Eram vermelhas, algumas pareciam enferrujadas, enchiam gramados judiados por geadas recentes, prometendo o rigor tradicional dos invernos sulistas. O cachecol mal protegia o pescoço. Precisava tomar um copo de vinho. Um vinho e uma folha que se chocou contra meu rosto me levaram de volta.
Naquela época eu recém havia chegado do Rio Grande e não conhecia ninguém. Alguns poucos conterrâneos espalhados pela cidade. De vez em quando passava no bar do Lourenço, menos pior do que outros do Bacacheri para tomar um gole de vinho. Ajudava a manter a temperatura.
Numa dessas ocasiões conheci Elaine, a sobrinha do comerciante que havia chegado de Guarapuava para tentar vestibular de jornalismo na Universidade Federal do Paraná.
Sem ter outra opção ajudava a atender o pequeno balcão. A clientela tratava com respeito, apesar de ser um comércio de bebidas. Talvez todos tivessem o pensamento menos interessado que o meu.
Elaine possuía pele clara, com algumas manchas, provavelmente em função da exposição solar. Para outros eram manchas, para mim objetos de desejo.
A guria pesava uns 50 quilos, estatura por volta de 1,70m, algo padrão na sociedade do sul, cheia de descendentes de imigrantes da Europa. Elaine me fazia andar mais. Sentir mais, viver mais, ainda que do outro lado do balcão. Sempre esboçava fazer poesia ao vê-la.
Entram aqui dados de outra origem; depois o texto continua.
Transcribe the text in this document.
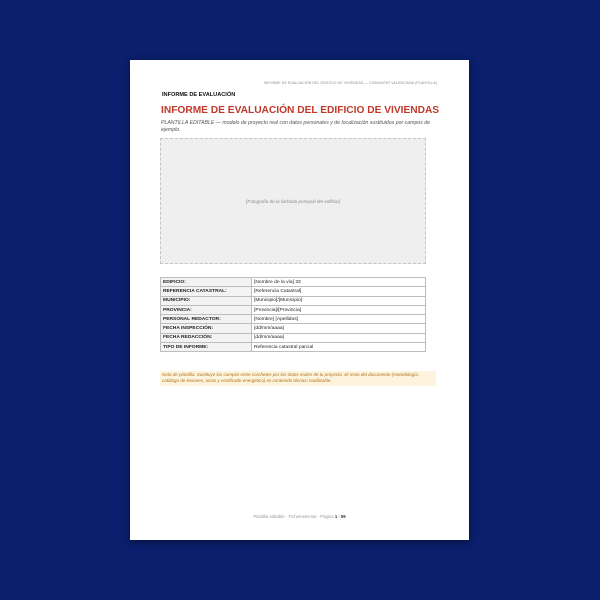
INFORME DE EVALUACIÓN DEL EDIFICIO DE VIVIENDAS — COMUNITAT VALENCIANA (PLANTILLA)
INFORME DE EVALUACIÓN
INFORME DE EVALUACIÓN DEL EDIFICIO DE VIVIENDAS
PLANTILLA EDITABLE — modelo de proyecto real con datos personales y de localización sustituidos por campos de ejemplo.
[Fotografía de la fachada principal del edificio]
EDIFICIO:	[Nombre de la vía] 33
REFERENCIA CATASTRAL:	[Referencia Catastral]
MUNICIPIO:	[Municipio]/[Municipio]
PROVINCIA:	[Provincia]/[Provincia]
PERSONAL REDACTOR:	[Nombre] [Apellidos]
FECHA INSPECCIÓN:	[dd/mm/aaaa]
FECHA REDACCIÓN:	[dd/mm/aaaa]
TIPO DE INFORME:	Referencia catastral parcial
Nota de plantilla: Sustituye los campos entre corchetes por los datos reales de tu proyecto. El resto del documento (metodología, catálogo de lesiones, actas y certificado energético) es contenido técnico reutilizable.
Plantilla editable · Fichemetecnia · Página 1 / 59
Num certo dia busquei o refúgio do bar e do vinho numa tarde de chuva fina. Estava molhado, gelado, candidato a uma gripe forte pela intempérie.
Entrei no bar e por motivos que o destino preferiu não revelar, me vi sozinho com a vestibulanda. Com respeito pedi o copo de vinho. Depois outro. E mais outro. Ela também havia sorvido um tanto de bebida alcoólica e estava com a tez rosada, alterada pelo suco dionisíaco.
Conversamos algumas amenidades. Também contou que os tios resolveram ficar uns dias no interior, deixando com ela o encargo do bar.
Apesar do frio o comércio funcionaria. Um livro de Leon Tolstói, Guerra e Paz, descansava num canto do balcão. Ela gostava de autores russos. Ela gostava de autores russos. Russos. Ah, que mulher.
Eu também tinha passado os olhos por alguns contos russos. Impressionado com a capacidade de desvendar a alma humana, a angústia, o gelo das estepes.
Elaine então abriu uma passagem onde o autor descrevia o furor das tropas napoleônicas no território já castigado pelo inverno. O frio esquentou nossas mentes, nossos corações.
Um copo de vinho a mais e o comércio foi fechado. Esquentamos nossos corpos no quarto dela, algo aconchegante pela cama exígua, pelos cobertores, pelo frio, pelos beijos loucos, loucos, loucos.
Na manhã seguinte, antes que os vizinhos bisbilhoteiros percebessem fui embora. Ela passou no vestibular de jornalismo e eu voltei para o Rio Grande. Foi um amor quente de uma tarde de inverno.
As folhas vermelhas continuaram passando por mim, como bailarinas sopradas pelo vento. Um vento russo, existencial. Elaine passou também, pelo meu pensamento apaixonado, eternamente apaixonado pela jornalista que nunca mais vi.